Chronic wasting disease (CWD) has been detected in a captive elk for the first time in Idaho and in a newly affected hunt area in neighboring Washington.
Elk was imported from Canada
The Idaho State Department of Agriculture (ISDA) yesterday said a domestic bull elk tested positive for CWD in Madison County. It had died earlier, and tissue samples were submitted for routine testing. The US Department of Agriculture's National Veterinary Services Laboratory confirmed the findings.
The infected bull was among a group of elk transported to the Idaho ranch in March 2023 from a facility in Alberta, Canada. The elk facility had been approved to import the herd.
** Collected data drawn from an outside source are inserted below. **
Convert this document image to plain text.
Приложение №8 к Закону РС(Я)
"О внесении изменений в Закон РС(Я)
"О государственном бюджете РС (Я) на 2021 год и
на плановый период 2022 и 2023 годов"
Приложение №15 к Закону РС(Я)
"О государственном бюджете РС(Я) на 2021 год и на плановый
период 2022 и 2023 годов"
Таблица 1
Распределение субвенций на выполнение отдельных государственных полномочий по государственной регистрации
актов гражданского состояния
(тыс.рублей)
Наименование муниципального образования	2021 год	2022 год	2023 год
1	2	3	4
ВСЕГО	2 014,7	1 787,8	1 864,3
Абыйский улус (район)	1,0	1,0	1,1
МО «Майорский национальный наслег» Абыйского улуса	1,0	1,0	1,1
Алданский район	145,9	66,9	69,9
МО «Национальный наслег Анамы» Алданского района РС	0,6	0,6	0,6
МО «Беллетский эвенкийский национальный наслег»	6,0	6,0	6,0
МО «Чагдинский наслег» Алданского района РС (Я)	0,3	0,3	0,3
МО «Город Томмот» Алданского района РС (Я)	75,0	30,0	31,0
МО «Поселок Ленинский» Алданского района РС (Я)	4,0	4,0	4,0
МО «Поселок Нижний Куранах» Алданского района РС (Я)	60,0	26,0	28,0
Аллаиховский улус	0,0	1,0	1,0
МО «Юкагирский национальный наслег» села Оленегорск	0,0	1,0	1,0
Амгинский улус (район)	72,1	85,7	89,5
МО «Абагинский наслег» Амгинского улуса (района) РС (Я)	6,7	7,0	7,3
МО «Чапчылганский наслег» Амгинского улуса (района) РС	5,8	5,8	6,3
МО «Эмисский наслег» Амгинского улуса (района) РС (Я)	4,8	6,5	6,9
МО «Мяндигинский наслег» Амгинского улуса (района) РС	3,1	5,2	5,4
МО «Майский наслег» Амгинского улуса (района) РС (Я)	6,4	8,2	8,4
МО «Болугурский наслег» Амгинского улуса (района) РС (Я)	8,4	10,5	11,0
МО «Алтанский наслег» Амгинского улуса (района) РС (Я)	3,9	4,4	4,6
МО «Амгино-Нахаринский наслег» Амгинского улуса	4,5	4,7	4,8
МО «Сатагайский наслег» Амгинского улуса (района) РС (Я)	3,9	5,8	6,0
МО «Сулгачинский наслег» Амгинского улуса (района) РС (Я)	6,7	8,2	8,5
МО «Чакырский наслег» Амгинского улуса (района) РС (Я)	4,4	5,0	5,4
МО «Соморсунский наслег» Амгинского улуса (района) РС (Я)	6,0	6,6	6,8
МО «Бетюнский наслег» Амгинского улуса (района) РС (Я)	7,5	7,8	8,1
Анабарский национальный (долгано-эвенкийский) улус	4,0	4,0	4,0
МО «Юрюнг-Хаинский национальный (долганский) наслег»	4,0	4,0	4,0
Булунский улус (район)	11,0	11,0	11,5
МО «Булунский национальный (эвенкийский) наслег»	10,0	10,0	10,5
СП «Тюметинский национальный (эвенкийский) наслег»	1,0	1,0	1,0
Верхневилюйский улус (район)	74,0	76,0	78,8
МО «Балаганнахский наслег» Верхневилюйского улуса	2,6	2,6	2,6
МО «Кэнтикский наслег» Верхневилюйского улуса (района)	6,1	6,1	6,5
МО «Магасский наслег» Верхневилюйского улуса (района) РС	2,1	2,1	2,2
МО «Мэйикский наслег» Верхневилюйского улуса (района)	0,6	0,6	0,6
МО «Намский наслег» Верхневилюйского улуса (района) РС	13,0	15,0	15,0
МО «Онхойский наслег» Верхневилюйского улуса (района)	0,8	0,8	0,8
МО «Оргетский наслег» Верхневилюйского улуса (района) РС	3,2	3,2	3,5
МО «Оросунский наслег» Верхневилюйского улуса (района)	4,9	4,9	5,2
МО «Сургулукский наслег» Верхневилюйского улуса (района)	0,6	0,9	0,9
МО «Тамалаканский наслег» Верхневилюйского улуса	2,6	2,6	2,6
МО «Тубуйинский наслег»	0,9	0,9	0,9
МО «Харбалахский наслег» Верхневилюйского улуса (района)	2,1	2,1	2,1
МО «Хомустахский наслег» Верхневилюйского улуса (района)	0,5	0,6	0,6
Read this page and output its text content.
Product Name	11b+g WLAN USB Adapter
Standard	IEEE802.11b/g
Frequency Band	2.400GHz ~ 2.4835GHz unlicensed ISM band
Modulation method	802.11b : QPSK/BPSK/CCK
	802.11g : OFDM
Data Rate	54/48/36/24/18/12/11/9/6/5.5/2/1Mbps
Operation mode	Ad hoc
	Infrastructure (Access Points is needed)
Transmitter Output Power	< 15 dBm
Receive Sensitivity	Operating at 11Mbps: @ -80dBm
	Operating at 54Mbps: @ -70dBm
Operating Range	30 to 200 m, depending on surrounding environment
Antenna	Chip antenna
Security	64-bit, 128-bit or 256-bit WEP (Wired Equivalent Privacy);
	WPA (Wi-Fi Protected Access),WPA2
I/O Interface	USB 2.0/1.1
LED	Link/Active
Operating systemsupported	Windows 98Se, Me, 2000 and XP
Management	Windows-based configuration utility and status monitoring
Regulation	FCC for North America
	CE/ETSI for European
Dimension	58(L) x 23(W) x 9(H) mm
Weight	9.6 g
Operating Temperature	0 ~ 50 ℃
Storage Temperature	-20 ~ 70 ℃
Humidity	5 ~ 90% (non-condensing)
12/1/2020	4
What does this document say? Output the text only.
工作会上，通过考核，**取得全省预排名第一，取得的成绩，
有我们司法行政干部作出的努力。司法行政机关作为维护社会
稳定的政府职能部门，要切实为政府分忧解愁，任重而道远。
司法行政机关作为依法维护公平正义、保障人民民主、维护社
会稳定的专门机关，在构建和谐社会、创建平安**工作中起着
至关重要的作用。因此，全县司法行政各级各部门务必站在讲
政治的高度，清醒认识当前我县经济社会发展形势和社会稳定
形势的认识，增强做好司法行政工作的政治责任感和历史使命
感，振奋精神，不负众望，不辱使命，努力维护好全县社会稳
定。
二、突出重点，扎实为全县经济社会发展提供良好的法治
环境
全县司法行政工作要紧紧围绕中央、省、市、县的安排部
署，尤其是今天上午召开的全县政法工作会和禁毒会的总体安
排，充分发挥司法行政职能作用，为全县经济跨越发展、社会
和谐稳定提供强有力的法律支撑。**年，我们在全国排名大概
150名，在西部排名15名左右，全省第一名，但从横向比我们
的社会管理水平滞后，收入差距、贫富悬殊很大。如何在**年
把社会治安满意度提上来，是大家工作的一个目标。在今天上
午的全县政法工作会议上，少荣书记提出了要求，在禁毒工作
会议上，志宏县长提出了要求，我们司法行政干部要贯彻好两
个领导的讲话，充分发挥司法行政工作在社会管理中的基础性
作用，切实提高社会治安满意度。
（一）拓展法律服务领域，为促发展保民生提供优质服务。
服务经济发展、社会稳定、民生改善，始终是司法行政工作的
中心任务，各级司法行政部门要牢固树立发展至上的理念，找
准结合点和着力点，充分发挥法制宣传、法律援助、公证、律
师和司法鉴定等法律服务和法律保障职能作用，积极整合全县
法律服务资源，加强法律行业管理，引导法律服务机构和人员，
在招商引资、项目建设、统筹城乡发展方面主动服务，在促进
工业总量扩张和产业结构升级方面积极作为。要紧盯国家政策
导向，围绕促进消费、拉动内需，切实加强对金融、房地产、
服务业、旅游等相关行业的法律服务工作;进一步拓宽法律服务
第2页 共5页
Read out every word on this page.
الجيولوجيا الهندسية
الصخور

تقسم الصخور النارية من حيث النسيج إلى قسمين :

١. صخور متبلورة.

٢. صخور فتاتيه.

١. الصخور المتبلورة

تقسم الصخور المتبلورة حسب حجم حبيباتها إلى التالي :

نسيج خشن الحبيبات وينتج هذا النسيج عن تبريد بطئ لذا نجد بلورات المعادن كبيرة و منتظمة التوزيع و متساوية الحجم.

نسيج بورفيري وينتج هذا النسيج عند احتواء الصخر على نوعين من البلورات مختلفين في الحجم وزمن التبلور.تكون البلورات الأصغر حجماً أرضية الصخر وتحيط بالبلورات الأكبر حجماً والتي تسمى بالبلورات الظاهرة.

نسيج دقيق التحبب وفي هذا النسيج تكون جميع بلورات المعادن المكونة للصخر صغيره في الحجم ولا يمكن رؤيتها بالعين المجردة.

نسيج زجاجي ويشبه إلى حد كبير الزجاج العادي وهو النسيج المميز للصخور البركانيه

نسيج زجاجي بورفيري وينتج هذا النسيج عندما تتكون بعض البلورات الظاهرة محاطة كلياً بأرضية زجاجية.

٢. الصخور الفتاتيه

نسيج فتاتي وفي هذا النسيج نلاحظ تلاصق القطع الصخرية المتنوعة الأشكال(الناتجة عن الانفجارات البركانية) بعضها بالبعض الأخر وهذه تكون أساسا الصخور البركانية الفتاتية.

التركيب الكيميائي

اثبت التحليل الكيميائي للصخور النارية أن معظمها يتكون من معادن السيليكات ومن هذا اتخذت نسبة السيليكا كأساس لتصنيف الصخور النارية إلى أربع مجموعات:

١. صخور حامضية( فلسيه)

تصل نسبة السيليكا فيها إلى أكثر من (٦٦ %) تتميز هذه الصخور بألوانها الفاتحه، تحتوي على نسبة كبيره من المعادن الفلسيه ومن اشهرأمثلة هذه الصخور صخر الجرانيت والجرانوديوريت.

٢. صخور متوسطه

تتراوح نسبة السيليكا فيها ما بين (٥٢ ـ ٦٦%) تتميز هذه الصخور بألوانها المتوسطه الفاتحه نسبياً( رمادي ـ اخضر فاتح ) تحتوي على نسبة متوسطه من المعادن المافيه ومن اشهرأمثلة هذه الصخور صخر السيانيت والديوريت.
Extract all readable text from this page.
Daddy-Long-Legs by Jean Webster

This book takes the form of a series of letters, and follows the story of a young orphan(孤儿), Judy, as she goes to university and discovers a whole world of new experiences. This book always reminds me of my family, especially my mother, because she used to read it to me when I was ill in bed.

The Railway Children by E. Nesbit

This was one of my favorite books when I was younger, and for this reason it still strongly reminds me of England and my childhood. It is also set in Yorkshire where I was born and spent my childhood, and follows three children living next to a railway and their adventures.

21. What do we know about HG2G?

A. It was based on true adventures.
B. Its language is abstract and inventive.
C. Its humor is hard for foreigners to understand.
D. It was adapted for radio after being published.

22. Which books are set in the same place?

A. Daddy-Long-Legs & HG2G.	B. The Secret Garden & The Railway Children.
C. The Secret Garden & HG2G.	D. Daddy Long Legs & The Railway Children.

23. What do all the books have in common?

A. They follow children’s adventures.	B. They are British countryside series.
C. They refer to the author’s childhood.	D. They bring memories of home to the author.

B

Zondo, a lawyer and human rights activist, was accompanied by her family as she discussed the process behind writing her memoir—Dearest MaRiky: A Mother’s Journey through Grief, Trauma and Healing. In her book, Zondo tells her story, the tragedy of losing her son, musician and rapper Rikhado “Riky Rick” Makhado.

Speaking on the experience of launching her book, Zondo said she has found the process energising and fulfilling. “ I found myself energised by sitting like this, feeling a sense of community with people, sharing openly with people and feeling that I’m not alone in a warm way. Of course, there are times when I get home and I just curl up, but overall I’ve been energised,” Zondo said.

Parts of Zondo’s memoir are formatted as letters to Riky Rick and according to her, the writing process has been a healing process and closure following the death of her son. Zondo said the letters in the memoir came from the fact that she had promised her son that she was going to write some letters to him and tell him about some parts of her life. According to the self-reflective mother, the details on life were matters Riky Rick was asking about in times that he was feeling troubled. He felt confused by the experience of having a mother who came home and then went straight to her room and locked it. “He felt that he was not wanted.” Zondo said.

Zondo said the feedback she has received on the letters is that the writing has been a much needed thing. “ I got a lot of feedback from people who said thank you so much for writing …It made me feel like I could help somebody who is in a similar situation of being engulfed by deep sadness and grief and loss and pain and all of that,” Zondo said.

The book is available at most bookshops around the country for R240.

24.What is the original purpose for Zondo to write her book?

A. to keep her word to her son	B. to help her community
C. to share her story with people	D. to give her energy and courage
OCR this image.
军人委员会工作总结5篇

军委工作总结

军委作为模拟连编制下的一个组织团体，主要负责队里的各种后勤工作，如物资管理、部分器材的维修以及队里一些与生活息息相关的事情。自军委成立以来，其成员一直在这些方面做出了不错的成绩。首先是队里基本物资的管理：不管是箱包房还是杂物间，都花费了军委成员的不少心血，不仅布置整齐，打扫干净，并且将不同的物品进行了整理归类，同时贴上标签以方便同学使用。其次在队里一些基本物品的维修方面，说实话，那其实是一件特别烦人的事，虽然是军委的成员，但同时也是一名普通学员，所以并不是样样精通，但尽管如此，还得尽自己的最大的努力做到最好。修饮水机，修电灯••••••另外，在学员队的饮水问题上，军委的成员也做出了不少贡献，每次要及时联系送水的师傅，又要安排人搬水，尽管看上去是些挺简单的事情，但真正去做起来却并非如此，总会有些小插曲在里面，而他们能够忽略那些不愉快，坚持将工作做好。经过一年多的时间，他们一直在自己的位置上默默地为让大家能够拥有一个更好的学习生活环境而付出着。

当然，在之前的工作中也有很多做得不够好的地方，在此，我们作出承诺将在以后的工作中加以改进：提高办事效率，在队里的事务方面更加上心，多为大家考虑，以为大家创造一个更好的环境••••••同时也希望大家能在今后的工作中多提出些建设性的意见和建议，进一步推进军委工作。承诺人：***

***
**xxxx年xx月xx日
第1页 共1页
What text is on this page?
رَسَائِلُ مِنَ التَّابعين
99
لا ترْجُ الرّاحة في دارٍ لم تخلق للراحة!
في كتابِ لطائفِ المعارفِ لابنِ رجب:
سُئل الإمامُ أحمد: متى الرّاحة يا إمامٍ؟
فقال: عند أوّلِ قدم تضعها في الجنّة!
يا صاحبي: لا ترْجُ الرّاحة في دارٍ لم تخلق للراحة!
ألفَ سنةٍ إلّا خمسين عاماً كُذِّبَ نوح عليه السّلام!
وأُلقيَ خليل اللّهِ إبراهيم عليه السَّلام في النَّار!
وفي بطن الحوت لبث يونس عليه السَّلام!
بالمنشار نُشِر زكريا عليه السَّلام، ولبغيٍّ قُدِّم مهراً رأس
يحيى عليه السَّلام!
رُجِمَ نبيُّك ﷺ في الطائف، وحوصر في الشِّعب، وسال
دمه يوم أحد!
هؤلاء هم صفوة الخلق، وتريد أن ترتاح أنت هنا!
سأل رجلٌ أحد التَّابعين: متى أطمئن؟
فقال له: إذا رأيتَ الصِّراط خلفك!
Shortly after the shipment arrived in Idaho, the ranch in Alberta confirmed a CWD-positive elk.
"Once ISDA was notified of the CWD-positive elk from the Canadian ranch, the shipment that arrived in Idaho was placed under a protective quarantine to restrict further movement of the CWD-exposed animals," the agency said. "All remaining elk that arrived in the 2023 shipment are alive and will remain under state-issued quarantine."
CWD, an always-fatal prion disease that affects member of deer family, was first detected in wild deer in Idaho in 2021, and the following year in wild elk.
Washington CWD total reaches 6
The Washington Department of Fish and Wildlife (WDFW), meanwhile, yesterday confirmed four new CWD cases in Eastern Region 1, bringing the total CWD cases in Washington to six.
All four of the recent cases were hunter-harvested white-tailed bucks. Three of the deer were harvested within 5 miles of the first two positive cases in Spokane County in game management unit (GMU) 124. The fourth was several miles north, near Davis Lake in Pend Oreille County in GMU 117, the first detection in that hunt unit.
We could find additional positive cases.
"There are still several samples awaiting testing at the lab from the areas where these recent cases were confirmed," said Donny Martorello, PhD, chief of the WDFW's Wildlife Science Division. "So, there is the potential that we could find additional positive cases."